Approche de la visiteuse (2/2)

          Si je la nomme mystérieuse, c’est qu’elle nous est proche, sa voix rare n’est pas faite pour éclaircir sa fine obscurité, je la sens toujours là et si l’ange parfois avec son ironie particulière croise son chemin et tente de freiner son avance, elle l’écarte en souriant d’un petit mouvement de main et lui, d’habitude obstiné et drôle dans sa fraîcheur céleste, se dérobe d’un coup d’aile, modeste frisson d’effacement. Il le fait d’autant plus volontiers qu’il sait qu’elle n’a aucune part dans ses agissements, lorsque l’aube et le couchant s’embrasent ou que le soleil nous fait cortège avec ses rires et prolixes survenues entre deux nuages : ce n’est pas du domaine de la visiteuse, et quand elle le chasse ainsi du bout des doigts, elle lui signifie qu’elle est venue non pour enchanter directement le jour mais pour affirmer au présent le perpétuel passage; voici plus précisément ce qu’elle lui murmure de sa voix insistante ; « Je ne te suis pas dans tes jeux de feu follet, j’étais là bien avant et si tu ne me connaissais pas, c’est que tu n’avais pas le regard suffisamment affûté. Maintenant, tu sais. Oui, tout est passage, et même l’instant où je le dis. Reste, cher ange, que je t’aime et ce n’est pas que passage. »
          Je reproduis ici quelques mots saisis (et répétés par l’ange) au hasard de son bref dialogue avec elle ; il me semble, à y réfléchir, que ces propos ne s’adressaient pas uniquement à l’ange, mais aussi un peu à moi, toujours en quête d’un point fixe qu’à défaut d’un autre mot je nomme écriture. Aimer, écrire, c’est tout un.

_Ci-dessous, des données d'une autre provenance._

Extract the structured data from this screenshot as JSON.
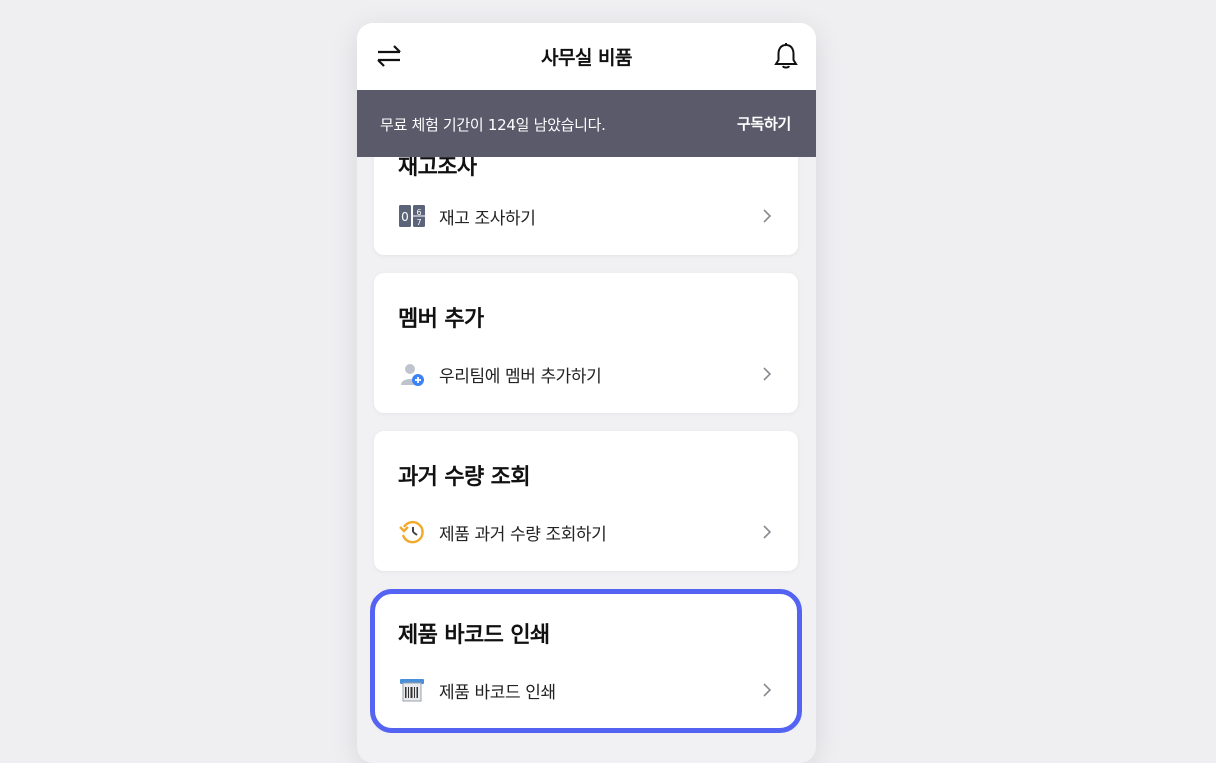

Approche de la visiteuse (1/2)

          À force de chanter, le bel ange aux boucles bleu nuit a su m’accompagner à travers les saisons blondes et brunes, il m’a porté au sommeil en plein hiver, mélodies de pluie, symphonies de neige soufflées par les lames du vent issues de l’ombre, puis insensiblement les brumes et voiles du crépuscule se sont trouvés au bord du silence en un ensemble discret que le soleil naissant a regroupé pour faire surgir une figure neuve, accueillante et douce, visage ocre, mantille souple, la visiteuse.
          Elle ne remplace pas l’ange – qui peut rivaliser avec lui en joie et en beauté ? – elle forme de l’ange heureux et impromptu la représentation large, terrestre et bienveillante. Elle a troqué le primesaut salvateur de mon double aérien pour une autre venue bien à nous, là où les feuilles de la saison dernière figurent son avance complexe parce que droite et peu causante. La voyant, j’éprouve un léger recul, sans doute à cause du froissement des voiles et de la marche régulière des pas qui saluent le sol plus qu’ils ne pèsent.
          Elle s’est imposée sans que je le veuille – je l’ai déjà murmuré – et contrairement à l’ange fureteur elle se moque bien de mes textes, étant à elle seule la prose du monde tel qu’il va avec ses corvées, ses petites joies et son austère splendeur de mythe élégant ; elle est la veille, le jour et le lendemain, milieu du temps comme l’ange est milieu de l’espace et je la vois, immanence gracieuse, remettre constamment en place ses multiples dentelles hésitantes, elle qui justement est si sûre d’elle depuis qu’elle a surgi du fond des terres qui se couvrent un peu plus chaque jour du premier vert.